Pressure on SADC states to clear way for free trade area

Business Day (South Africa)

16 August 2006

Pressure on SADC states to clear way for free trade area

Wyndham Hartley

Parliamentary Editor

CAPE TOWN - Pressure was mounting on Southern African Development Community (SADC) leaders to get economic integration back on track in a bid to meet the 2008 target date for a free trade area in the region, said Deputy Foreign Minister Aziz Pahad yesterday.

He said that if the SADC did not do something drastic, the targets would become harder to achieve.

The SADC had “fallen back a bit from the targets” and therefore, its summit, which opens in Maseru tomorrow, would have to discuss whether the changes made to its bureaucratic structures two years ago were working, said Pahad.

The SADC also needed to come up with mechanisms to ensure that the protocols were being implemented by member states. These included an agreement to phase out tariffs applied to members’ trade, which will lead to the region becoming a free trade area.

Briefing the media ahead of the summit, which will be attended by President Thabo Mbeki, Pahad said SA should play a more aggressive role in ensuring that the regional body did what it was supposed to do. He said SA needed SADC as much as the SADC needed SA.

He said the indications from member states were good for progress to be made in the economic integration of the region. Pahad cited positive developments in Angola’s oil industry that would see 25% growth achieved this year.
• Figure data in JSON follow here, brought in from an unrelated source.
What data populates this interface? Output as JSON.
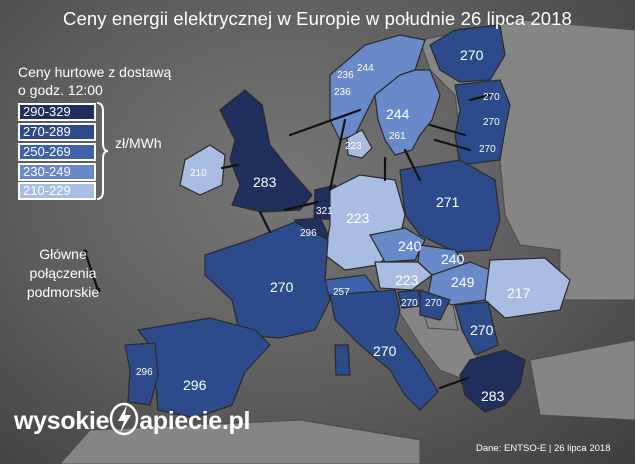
{
  "title": "Ceny energii elektrycznej w Europie w południe 26 lipca 2018",
  "legend": {
    "title_line1": "Ceny hurtowe z dostawą",
    "title_line2": "o godz. 12:00",
    "unit": "zł/MWh",
    "ranges": [
      {
        "label": "290-329",
        "color": "#1f2f5e"
      },
      {
        "label": "270-289",
        "color": "#2d4a8a"
      },
      {
        "label": "250-269",
        "color": "#3e62a8"
      },
      {
        "label": "230-249",
        "color": "#6989c8"
      },
      {
        "label": "210-229",
        "color": "#a9bde3"
      }
    ],
    "connections_line1": "Główne",
    "connections_line2": "połączenia",
    "connections_line3": "podmorskie"
  },
  "prices": {
    "uk": "283",
    "ireland": "210",
    "netherlands": "321",
    "belgium": "296",
    "france": "270",
    "spain": "296",
    "portugal": "296",
    "germany": "223",
    "poland": "271",
    "czechia": "240",
    "slovakia": "240",
    "austria": "223",
    "hungary": "249",
    "romania": "217",
    "italy": "270",
    "switzerland": "257",
    "slovenia": "270",
    "croatia": "270",
    "serbia": "270",
    "greece": "283",
    "denmark_w": "223",
    "denmark_e": "261",
    "sweden_s": "244",
    "norway_1": "236",
    "norway_2": "244",
    "norway_3": "236",
    "finland": "270",
    "estonia": "270",
    "latvia": "270",
    "lithuania": "270"
  },
  "brand": {
    "before": "wysokie",
    "after": "apiecie.pl"
  },
  "credit": "Dane: ENTSO-E   |   26 lipca 2018"
}
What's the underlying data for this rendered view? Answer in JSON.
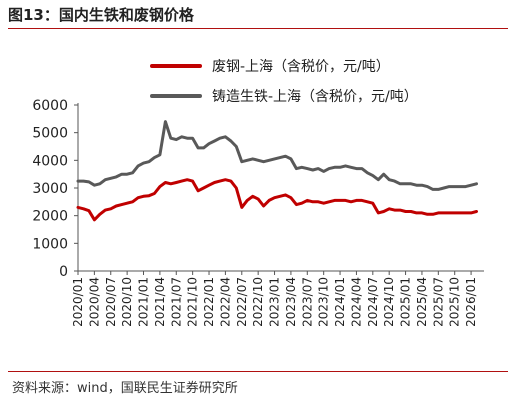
{
  "header": {
    "title": "图13：国内生铁和废钢价格"
  },
  "footer": {
    "source": "资料来源：wind，国联民生证券研究所"
  },
  "chart_data": {
    "type": "line",
    "title": "",
    "xlabel": "",
    "ylabel": "",
    "ylim": [
      0,
      6000
    ],
    "yticks": [
      0,
      1000,
      2000,
      3000,
      4000,
      5000,
      6000
    ],
    "xlim": [
      "2020/01",
      "2026/03"
    ],
    "xticks": [
      "2020/01",
      "2020/04",
      "2020/07",
      "2020/10",
      "2021/01",
      "2021/04",
      "2021/07",
      "2021/10",
      "2022/01",
      "2022/04",
      "2022/07",
      "2022/10",
      "2023/01",
      "2023/04",
      "2023/07",
      "2023/10",
      "2024/01",
      "2024/04",
      "2024/07",
      "2024/10",
      "2025/01",
      "2025/04",
      "2025/07",
      "2025/10",
      "2026/01"
    ],
    "grid": false,
    "legend": "top-center",
    "series": [
      {
        "name": "废钢-上海（含税价，元/吨）",
        "color": "#c00000",
        "points": [
          [
            "2020/01",
            2300
          ],
          [
            "2020/02",
            2250
          ],
          [
            "2020/03",
            2180
          ],
          [
            "2020/04",
            1850
          ],
          [
            "2020/05",
            2050
          ],
          [
            "2020/06",
            2200
          ],
          [
            "2020/07",
            2250
          ],
          [
            "2020/08",
            2350
          ],
          [
            "2020/09",
            2400
          ],
          [
            "2020/10",
            2450
          ],
          [
            "2020/11",
            2500
          ],
          [
            "2020/12",
            2650
          ],
          [
            "2021/01",
            2700
          ],
          [
            "2021/02",
            2720
          ],
          [
            "2021/03",
            2800
          ],
          [
            "2021/04",
            3050
          ],
          [
            "2021/05",
            3200
          ],
          [
            "2021/06",
            3150
          ],
          [
            "2021/07",
            3200
          ],
          [
            "2021/08",
            3250
          ],
          [
            "2021/09",
            3300
          ],
          [
            "2021/10",
            3250
          ],
          [
            "2021/11",
            2900
          ],
          [
            "2021/12",
            3000
          ],
          [
            "2022/01",
            3100
          ],
          [
            "2022/02",
            3200
          ],
          [
            "2022/03",
            3250
          ],
          [
            "2022/04",
            3300
          ],
          [
            "2022/05",
            3250
          ],
          [
            "2022/06",
            3000
          ],
          [
            "2022/07",
            2300
          ],
          [
            "2022/08",
            2550
          ],
          [
            "2022/09",
            2700
          ],
          [
            "2022/10",
            2600
          ],
          [
            "2022/11",
            2350
          ],
          [
            "2022/12",
            2550
          ],
          [
            "2023/01",
            2650
          ],
          [
            "2023/02",
            2700
          ],
          [
            "2023/03",
            2750
          ],
          [
            "2023/04",
            2650
          ],
          [
            "2023/05",
            2400
          ],
          [
            "2023/06",
            2450
          ],
          [
            "2023/07",
            2550
          ],
          [
            "2023/08",
            2500
          ],
          [
            "2023/09",
            2500
          ],
          [
            "2023/10",
            2450
          ],
          [
            "2023/11",
            2500
          ],
          [
            "2023/12",
            2550
          ],
          [
            "2024/01",
            2550
          ],
          [
            "2024/02",
            2550
          ],
          [
            "2024/03",
            2500
          ],
          [
            "2024/04",
            2550
          ],
          [
            "2024/05",
            2550
          ],
          [
            "2024/06",
            2500
          ],
          [
            "2024/07",
            2450
          ],
          [
            "2024/08",
            2100
          ],
          [
            "2024/09",
            2150
          ],
          [
            "2024/10",
            2250
          ],
          [
            "2024/11",
            2200
          ],
          [
            "2024/12",
            2200
          ],
          [
            "2025/01",
            2150
          ],
          [
            "2025/02",
            2150
          ],
          [
            "2025/03",
            2100
          ],
          [
            "2025/04",
            2100
          ],
          [
            "2025/05",
            2050
          ],
          [
            "2025/06",
            2050
          ],
          [
            "2025/07",
            2100
          ],
          [
            "2025/08",
            2100
          ],
          [
            "2025/09",
            2100
          ],
          [
            "2025/10",
            2100
          ],
          [
            "2025/11",
            2100
          ],
          [
            "2025/12",
            2100
          ],
          [
            "2026/01",
            2100
          ],
          [
            "2026/02",
            2150
          ]
        ]
      },
      {
        "name": "铸造生铁-上海（含税价，元/吨）",
        "color": "#595959",
        "points": [
          [
            "2020/01",
            3250
          ],
          [
            "2020/02",
            3250
          ],
          [
            "2020/03",
            3220
          ],
          [
            "2020/04",
            3100
          ],
          [
            "2020/05",
            3150
          ],
          [
            "2020/06",
            3300
          ],
          [
            "2020/07",
            3350
          ],
          [
            "2020/08",
            3400
          ],
          [
            "2020/09",
            3500
          ],
          [
            "2020/10",
            3500
          ],
          [
            "2020/11",
            3550
          ],
          [
            "2020/12",
            3800
          ],
          [
            "2021/01",
            3900
          ],
          [
            "2021/02",
            3950
          ],
          [
            "2021/03",
            4100
          ],
          [
            "2021/04",
            4200
          ],
          [
            "2021/05",
            5400
          ],
          [
            "2021/06",
            4800
          ],
          [
            "2021/07",
            4750
          ],
          [
            "2021/08",
            4850
          ],
          [
            "2021/09",
            4800
          ],
          [
            "2021/10",
            4800
          ],
          [
            "2021/11",
            4450
          ],
          [
            "2021/12",
            4450
          ],
          [
            "2022/01",
            4600
          ],
          [
            "2022/02",
            4700
          ],
          [
            "2022/03",
            4800
          ],
          [
            "2022/04",
            4850
          ],
          [
            "2022/05",
            4700
          ],
          [
            "2022/06",
            4500
          ],
          [
            "2022/07",
            3950
          ],
          [
            "2022/08",
            4000
          ],
          [
            "2022/09",
            4050
          ],
          [
            "2022/10",
            4000
          ],
          [
            "2022/11",
            3950
          ],
          [
            "2022/12",
            4000
          ],
          [
            "2023/01",
            4050
          ],
          [
            "2023/02",
            4100
          ],
          [
            "2023/03",
            4150
          ],
          [
            "2023/04",
            4050
          ],
          [
            "2023/05",
            3700
          ],
          [
            "2023/06",
            3750
          ],
          [
            "2023/07",
            3700
          ],
          [
            "2023/08",
            3650
          ],
          [
            "2023/09",
            3700
          ],
          [
            "2023/10",
            3600
          ],
          [
            "2023/11",
            3700
          ],
          [
            "2023/12",
            3750
          ],
          [
            "2024/01",
            3750
          ],
          [
            "2024/02",
            3800
          ],
          [
            "2024/03",
            3750
          ],
          [
            "2024/04",
            3700
          ],
          [
            "2024/05",
            3700
          ],
          [
            "2024/06",
            3550
          ],
          [
            "2024/07",
            3450
          ],
          [
            "2024/08",
            3300
          ],
          [
            "2024/09",
            3500
          ],
          [
            "2024/10",
            3300
          ],
          [
            "2024/11",
            3250
          ],
          [
            "2024/12",
            3150
          ],
          [
            "2025/01",
            3150
          ],
          [
            "2025/02",
            3150
          ],
          [
            "2025/03",
            3100
          ],
          [
            "2025/04",
            3100
          ],
          [
            "2025/05",
            3050
          ],
          [
            "2025/06",
            2950
          ],
          [
            "2025/07",
            2950
          ],
          [
            "2025/08",
            3000
          ],
          [
            "2025/09",
            3050
          ],
          [
            "2025/10",
            3050
          ],
          [
            "2025/11",
            3050
          ],
          [
            "2025/12",
            3050
          ],
          [
            "2026/01",
            3100
          ],
          [
            "2026/02",
            3150
          ]
        ]
      }
    ]
  }
}
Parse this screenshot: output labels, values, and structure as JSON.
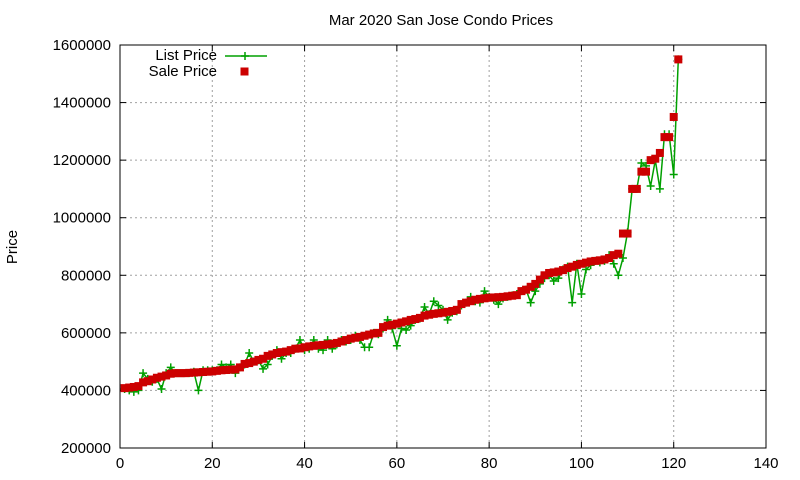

He also said the region had stabilised. He did not mention Zimbabwe at all.

Pahad said that while economic growth was beginning to take off in the region, the vast majority of its people were still living below the poverty datum line and this would have to be addressed by the summit.

Market integration and the creation of a free trade area were key issues for the SADC development agenda. He said the phasing out of tariffs was “generally on track”. However, the SADC summit will have to concentrate on how to “revitalise” the economic integration agenda.

The free movement of people between member states was also an integral part of the creation of a free trade area, he said.

Pahad said he hoped the free movement of people would be “managed” in much the same way as in other economic unions.

This might include allowing people from neighbouring states to cross borders without a visa. He said SA had signed the protocol on free movement of people but this had to be ratified by Parliament. Some member states had not yet signed.

In 2000, when SA began the implementation of a free trade system for the region, about 25% of goods traded in the region had zero tariffs. The target for 2008 was 85%, he said.

Pahad said this would open up the region considerably. South African exports to the region have increased in the five years 2001-05 from R215bn to R320bn. Regional trade into SA increased from R24bn to R70bn in the same period.

SA’s trade dominance would also be discussed.